Science measurement tools
Paul Doherty This workshop is available on my website : http://www.exo.net/~pauld/
The Whitegoods Lightmeter ios app measures light brightness in units of lux (optionally footcandles). Brightness in lux is the human perception of intensity. Intensity is measured in watts/m^2. Human peception of brightness depends on the wavelength of the light. The unit for lux is the lumen/m^2.
The decibel meter measures the loudness of sound, L, as perceived by a human. The intensity, I, of a sound is measured in watts per m^2. The perception of sound is measured on a logarithmic scale. Perception of loudness depends on the pitch of a sound.
The relation between intensity and sound level is L = 10 log I/I0 Where I0 is the reference intensity of 10^-12 W/m^2
An intensity of 1 W/m^2 has a sound level of L = 10 log 1/10^-12 = 120 dB
For each increase in intensity of an order of magnitude the sound level increases by 10 dB.
Said another way, when you multiply the intensity of a sound by ten you add ten to the loudness.
When you double the intensity of the sound you add 3 dB to the loudness.
bs-spectrum displays the spectrum of a sound.
SpectrumView displays the sonogram. A sonogram shows time on the x-axis, frequency on the y axis, and loudness as a color code.

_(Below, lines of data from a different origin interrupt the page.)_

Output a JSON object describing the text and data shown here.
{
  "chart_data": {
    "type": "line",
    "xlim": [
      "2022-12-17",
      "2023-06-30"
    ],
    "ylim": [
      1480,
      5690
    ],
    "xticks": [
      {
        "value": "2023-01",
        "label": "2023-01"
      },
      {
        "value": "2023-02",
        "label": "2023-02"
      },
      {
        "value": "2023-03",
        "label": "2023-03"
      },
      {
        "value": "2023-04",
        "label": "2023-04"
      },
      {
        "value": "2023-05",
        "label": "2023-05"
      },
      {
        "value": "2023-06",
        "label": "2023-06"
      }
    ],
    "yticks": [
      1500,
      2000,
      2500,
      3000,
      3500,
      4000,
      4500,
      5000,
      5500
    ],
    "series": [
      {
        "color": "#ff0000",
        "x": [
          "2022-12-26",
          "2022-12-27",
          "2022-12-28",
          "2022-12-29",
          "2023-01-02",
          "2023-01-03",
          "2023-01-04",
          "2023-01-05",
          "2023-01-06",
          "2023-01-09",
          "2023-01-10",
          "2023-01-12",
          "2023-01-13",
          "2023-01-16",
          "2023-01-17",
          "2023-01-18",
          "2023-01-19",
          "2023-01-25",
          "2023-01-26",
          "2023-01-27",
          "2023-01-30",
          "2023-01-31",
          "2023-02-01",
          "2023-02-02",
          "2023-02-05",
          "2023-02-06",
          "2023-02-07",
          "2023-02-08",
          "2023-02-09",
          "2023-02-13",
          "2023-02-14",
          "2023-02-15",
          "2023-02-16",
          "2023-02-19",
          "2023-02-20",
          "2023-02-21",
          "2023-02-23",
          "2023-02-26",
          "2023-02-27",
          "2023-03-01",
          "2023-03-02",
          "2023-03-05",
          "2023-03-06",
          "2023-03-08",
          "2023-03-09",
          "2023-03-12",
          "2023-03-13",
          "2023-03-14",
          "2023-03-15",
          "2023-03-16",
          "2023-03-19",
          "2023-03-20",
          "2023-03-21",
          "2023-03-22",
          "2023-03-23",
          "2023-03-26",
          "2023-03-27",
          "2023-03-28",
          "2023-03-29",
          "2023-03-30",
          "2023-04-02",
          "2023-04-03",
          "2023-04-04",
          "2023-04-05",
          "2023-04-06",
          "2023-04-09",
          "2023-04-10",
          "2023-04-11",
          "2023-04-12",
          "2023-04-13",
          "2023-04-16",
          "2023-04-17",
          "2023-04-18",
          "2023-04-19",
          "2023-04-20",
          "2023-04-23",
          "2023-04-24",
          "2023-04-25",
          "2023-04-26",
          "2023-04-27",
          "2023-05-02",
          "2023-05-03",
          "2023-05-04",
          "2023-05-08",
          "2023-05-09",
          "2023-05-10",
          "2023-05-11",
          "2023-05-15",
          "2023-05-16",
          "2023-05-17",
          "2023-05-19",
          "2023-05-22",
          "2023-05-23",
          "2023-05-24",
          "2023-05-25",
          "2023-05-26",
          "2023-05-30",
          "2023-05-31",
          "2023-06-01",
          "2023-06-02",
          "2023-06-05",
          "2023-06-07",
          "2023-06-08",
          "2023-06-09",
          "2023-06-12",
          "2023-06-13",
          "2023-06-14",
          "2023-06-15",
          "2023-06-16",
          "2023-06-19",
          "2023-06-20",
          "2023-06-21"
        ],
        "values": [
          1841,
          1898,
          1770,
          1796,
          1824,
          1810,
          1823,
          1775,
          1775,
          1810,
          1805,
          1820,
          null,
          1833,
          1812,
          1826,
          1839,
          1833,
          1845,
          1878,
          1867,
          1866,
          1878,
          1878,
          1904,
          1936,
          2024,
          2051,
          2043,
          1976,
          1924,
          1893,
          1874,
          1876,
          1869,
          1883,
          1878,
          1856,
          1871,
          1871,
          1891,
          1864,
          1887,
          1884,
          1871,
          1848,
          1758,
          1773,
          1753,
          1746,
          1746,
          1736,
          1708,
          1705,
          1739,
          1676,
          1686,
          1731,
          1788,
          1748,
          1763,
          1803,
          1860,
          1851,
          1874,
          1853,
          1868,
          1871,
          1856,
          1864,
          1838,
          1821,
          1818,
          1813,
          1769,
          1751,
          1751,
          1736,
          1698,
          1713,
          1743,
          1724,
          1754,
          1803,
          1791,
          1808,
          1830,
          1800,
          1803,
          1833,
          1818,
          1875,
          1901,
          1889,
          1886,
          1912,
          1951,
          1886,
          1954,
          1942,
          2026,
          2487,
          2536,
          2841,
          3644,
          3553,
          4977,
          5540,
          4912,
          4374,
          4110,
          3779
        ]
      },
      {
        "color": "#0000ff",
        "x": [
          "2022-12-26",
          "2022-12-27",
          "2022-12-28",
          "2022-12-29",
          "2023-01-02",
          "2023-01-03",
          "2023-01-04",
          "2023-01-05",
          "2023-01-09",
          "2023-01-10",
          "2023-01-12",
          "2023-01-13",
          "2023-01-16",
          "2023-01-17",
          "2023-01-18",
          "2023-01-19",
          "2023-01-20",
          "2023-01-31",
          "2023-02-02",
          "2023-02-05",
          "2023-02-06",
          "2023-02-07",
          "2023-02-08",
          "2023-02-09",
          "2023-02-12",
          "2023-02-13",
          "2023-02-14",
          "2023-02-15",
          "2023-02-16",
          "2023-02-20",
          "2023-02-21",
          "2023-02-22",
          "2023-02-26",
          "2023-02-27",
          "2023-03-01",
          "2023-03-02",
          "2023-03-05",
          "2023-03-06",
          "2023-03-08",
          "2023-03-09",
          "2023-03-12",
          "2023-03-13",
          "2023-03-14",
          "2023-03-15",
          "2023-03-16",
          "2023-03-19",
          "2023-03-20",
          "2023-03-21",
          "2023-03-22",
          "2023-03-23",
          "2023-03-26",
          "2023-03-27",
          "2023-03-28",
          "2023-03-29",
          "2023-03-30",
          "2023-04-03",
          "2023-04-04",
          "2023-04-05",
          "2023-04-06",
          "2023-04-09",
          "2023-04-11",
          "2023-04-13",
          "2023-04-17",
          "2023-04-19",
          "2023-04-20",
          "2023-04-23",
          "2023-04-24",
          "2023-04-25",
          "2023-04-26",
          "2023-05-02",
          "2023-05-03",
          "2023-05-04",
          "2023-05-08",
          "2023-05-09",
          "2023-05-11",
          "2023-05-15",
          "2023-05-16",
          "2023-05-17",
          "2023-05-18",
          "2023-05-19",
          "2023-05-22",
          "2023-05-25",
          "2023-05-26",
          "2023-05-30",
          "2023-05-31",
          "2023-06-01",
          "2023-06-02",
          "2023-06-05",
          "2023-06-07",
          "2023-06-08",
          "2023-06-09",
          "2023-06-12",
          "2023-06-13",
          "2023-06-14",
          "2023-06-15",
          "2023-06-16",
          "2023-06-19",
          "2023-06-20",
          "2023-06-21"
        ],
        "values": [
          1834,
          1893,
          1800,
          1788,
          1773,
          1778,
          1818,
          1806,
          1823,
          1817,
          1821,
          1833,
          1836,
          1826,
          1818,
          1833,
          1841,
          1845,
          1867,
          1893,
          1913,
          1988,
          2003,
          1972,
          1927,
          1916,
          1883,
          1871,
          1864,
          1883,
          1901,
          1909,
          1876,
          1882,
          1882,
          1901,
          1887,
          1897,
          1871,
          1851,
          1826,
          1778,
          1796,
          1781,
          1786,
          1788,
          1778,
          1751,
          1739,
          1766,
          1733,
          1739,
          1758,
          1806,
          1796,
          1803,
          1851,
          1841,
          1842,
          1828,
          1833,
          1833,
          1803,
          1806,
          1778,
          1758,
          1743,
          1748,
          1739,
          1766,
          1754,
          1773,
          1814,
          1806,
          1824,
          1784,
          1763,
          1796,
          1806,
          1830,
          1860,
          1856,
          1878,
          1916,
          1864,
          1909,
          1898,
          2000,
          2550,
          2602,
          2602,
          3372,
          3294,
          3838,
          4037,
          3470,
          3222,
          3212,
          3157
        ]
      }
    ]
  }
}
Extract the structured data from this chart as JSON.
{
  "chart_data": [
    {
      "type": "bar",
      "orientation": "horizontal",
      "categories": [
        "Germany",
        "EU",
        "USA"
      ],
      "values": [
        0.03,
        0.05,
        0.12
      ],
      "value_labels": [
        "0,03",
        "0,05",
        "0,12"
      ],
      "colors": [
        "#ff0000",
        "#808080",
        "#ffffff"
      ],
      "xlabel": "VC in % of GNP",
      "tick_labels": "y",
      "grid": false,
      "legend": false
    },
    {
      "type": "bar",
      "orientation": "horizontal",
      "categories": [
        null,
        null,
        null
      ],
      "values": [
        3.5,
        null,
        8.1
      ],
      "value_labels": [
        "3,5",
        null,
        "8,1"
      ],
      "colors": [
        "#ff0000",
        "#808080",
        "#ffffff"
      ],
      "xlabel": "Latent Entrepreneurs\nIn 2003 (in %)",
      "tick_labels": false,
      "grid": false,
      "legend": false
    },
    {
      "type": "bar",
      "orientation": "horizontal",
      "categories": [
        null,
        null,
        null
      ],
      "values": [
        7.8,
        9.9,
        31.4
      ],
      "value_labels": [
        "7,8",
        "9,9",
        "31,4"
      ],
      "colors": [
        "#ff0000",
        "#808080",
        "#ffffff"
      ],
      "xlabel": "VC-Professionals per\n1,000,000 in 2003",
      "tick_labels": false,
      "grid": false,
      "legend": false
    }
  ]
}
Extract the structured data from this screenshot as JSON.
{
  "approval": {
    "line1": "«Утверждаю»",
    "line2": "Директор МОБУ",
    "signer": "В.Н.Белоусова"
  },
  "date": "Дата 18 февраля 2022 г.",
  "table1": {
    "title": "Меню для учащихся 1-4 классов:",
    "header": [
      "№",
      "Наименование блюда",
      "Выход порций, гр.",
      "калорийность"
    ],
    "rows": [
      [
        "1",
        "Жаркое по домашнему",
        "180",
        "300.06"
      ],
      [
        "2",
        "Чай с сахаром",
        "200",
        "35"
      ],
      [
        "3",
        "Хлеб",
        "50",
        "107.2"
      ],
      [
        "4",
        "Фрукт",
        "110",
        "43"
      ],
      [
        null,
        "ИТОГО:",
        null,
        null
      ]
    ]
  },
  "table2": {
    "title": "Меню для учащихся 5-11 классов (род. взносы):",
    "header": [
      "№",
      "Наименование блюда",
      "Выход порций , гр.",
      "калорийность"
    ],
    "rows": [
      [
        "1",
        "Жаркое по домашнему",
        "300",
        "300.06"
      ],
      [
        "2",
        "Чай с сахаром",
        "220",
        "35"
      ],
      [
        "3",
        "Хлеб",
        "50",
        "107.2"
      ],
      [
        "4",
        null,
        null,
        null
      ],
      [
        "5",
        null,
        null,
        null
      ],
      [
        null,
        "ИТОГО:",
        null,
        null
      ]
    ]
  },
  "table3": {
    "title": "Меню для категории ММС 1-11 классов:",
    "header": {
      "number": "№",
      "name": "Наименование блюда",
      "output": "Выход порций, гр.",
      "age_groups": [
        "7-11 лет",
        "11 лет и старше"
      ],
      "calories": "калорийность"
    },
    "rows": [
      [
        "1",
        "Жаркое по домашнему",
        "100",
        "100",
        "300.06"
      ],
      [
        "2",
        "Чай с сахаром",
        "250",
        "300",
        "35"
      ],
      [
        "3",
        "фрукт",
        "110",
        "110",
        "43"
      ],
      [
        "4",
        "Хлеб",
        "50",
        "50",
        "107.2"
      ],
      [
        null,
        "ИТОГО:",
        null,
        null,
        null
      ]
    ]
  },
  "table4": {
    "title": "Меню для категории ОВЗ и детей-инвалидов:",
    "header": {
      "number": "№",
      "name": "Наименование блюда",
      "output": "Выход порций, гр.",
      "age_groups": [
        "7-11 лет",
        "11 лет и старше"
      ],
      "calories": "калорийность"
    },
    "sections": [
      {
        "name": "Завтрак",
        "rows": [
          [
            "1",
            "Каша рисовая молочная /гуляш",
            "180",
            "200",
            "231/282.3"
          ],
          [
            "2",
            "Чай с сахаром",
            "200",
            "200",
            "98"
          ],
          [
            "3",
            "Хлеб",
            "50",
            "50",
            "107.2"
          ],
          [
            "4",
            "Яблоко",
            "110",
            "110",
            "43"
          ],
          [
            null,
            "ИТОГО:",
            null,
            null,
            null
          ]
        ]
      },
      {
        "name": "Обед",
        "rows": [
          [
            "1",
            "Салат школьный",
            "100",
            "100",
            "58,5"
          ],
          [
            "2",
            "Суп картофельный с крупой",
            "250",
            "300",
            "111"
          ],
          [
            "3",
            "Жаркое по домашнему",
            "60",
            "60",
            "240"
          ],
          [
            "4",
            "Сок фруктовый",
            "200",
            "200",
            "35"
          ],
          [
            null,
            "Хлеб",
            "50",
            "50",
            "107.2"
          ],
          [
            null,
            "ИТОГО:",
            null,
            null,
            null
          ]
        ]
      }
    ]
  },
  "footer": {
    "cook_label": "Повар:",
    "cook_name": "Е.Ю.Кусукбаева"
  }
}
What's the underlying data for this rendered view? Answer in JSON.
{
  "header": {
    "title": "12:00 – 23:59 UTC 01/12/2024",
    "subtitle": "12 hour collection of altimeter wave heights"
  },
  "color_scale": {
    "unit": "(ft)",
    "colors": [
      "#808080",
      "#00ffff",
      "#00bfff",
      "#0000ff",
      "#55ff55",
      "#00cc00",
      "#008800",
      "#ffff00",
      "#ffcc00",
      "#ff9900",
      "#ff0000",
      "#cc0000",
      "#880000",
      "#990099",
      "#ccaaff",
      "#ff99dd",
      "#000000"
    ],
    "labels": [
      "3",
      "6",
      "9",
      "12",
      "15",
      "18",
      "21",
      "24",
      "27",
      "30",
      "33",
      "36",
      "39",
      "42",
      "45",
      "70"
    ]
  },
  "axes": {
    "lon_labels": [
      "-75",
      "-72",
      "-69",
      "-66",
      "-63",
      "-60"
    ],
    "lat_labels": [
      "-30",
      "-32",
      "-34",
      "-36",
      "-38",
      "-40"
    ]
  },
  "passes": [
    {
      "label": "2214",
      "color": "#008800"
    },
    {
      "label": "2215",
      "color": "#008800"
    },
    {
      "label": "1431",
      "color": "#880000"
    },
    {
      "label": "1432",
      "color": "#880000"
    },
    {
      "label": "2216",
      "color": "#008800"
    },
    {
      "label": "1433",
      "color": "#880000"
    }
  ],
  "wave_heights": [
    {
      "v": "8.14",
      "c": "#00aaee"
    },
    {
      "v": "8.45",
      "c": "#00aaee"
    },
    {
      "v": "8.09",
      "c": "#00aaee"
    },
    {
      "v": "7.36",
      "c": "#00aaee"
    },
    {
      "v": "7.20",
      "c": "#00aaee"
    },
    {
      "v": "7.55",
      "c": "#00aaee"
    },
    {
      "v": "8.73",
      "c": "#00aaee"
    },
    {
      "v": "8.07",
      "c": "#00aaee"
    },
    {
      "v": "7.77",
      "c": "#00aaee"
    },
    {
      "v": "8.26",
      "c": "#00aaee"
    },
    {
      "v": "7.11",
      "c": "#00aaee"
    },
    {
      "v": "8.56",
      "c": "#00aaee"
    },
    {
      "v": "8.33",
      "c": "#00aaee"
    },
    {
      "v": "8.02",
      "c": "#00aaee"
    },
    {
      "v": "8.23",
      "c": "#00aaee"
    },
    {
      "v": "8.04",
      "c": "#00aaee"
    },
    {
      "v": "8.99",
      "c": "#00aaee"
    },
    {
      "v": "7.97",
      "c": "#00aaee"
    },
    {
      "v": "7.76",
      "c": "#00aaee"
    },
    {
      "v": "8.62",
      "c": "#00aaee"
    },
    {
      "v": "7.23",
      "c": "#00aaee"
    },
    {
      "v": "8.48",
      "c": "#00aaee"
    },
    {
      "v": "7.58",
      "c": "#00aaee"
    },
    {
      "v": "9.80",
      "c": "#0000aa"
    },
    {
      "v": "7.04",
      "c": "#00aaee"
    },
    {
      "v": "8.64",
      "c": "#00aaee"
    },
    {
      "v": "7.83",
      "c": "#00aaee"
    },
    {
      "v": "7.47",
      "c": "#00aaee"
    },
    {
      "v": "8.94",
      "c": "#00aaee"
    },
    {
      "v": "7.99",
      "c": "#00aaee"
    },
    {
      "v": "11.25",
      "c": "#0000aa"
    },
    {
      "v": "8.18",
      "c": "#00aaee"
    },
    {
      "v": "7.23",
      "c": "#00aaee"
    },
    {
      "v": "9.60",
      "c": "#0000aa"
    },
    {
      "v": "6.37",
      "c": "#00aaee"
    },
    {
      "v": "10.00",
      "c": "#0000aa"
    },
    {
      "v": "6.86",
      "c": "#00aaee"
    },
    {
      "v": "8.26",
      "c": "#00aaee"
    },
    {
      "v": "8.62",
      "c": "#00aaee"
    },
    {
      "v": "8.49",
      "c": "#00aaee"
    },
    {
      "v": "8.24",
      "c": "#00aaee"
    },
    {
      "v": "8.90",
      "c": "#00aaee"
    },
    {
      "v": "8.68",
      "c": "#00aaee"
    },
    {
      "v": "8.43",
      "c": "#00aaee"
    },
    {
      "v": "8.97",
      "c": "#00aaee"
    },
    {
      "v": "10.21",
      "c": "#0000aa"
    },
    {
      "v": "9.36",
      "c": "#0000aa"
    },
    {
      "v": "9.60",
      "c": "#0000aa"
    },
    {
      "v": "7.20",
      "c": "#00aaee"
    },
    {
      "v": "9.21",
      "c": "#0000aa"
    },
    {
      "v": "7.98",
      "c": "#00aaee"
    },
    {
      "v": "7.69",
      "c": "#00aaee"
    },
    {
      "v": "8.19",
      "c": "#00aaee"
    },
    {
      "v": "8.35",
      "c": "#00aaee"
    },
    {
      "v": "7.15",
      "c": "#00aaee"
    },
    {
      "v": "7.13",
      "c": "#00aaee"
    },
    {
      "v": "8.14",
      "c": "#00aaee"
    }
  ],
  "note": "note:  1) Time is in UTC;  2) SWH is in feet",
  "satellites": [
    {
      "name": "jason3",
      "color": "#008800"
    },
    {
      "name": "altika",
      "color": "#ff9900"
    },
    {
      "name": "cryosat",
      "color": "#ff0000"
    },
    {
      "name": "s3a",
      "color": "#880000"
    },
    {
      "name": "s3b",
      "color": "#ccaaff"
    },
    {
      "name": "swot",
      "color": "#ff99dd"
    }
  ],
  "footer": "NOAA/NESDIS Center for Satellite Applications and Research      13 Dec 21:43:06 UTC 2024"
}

Look at the sonogram of a person saying the vowels. Compare men and women.
If you sight aling the edge of the device you can use the inclinometer to measure the angular height of an object.
If you hold the ipad level in front of you and spin around you can observe the acceleration necessary to move the ipad in a circle. (The ipad accelerometer shows the affect of gravity provided 1g. As Einstein noted long ago gravity is indistinguishable from acceleration.)
Palce the ipad flat on the floor while running the seismometer application. Drop a bowling ball (or some other ball) onto the floor (if the floor will not be damaged by such a dropped object!) and observe the response of the seimometer. Try dropping the ball at different distances, and at different locations. Sometimes you might see that the signal is different even though you are dropping the ball at the same distance from the ipad, this is caused by the construction of the floor. The combination of dropping the bowling ball and observing the seismometer response probes the hidden structure of the floor in the same way that seismologists probe the structure of the earth using earthquakes as their source o seismic waves.
Find the location of the magnet sensor.
Cover the ipad with a clear piece of plastic (optional).
Move a small magnet around until the arrow points straight into the screen, the magnet is directly over the sensor. You may have to flip over the magnet.
Find the north pole of your magnet.
The magnetic field by definition points out of the north pole of you magnet. In the image above the north pole of the magnet is the bottom side.
Find the magnetic field as a function of distance of the magnet
Use a ringstand to mount a meterstick vertically above the ipad, with the 0 of the meter stick touching the ipad.
Measure the magnetic field produced by a magnet as a function of distance.
Theoretically the magnetic field from a dipole magnet should drop off as the inverse 4th power of distance.
If you use the MagnetMeter app you can zero out the earth's magnetic field by pressing the red button to choose "relative magnetic field" and then pressing the yellow button to set the field to zero (like taring an electronic weight scale)
To return to absolute magnetic field press the red button again.(In each mode the yellow button has different effects.)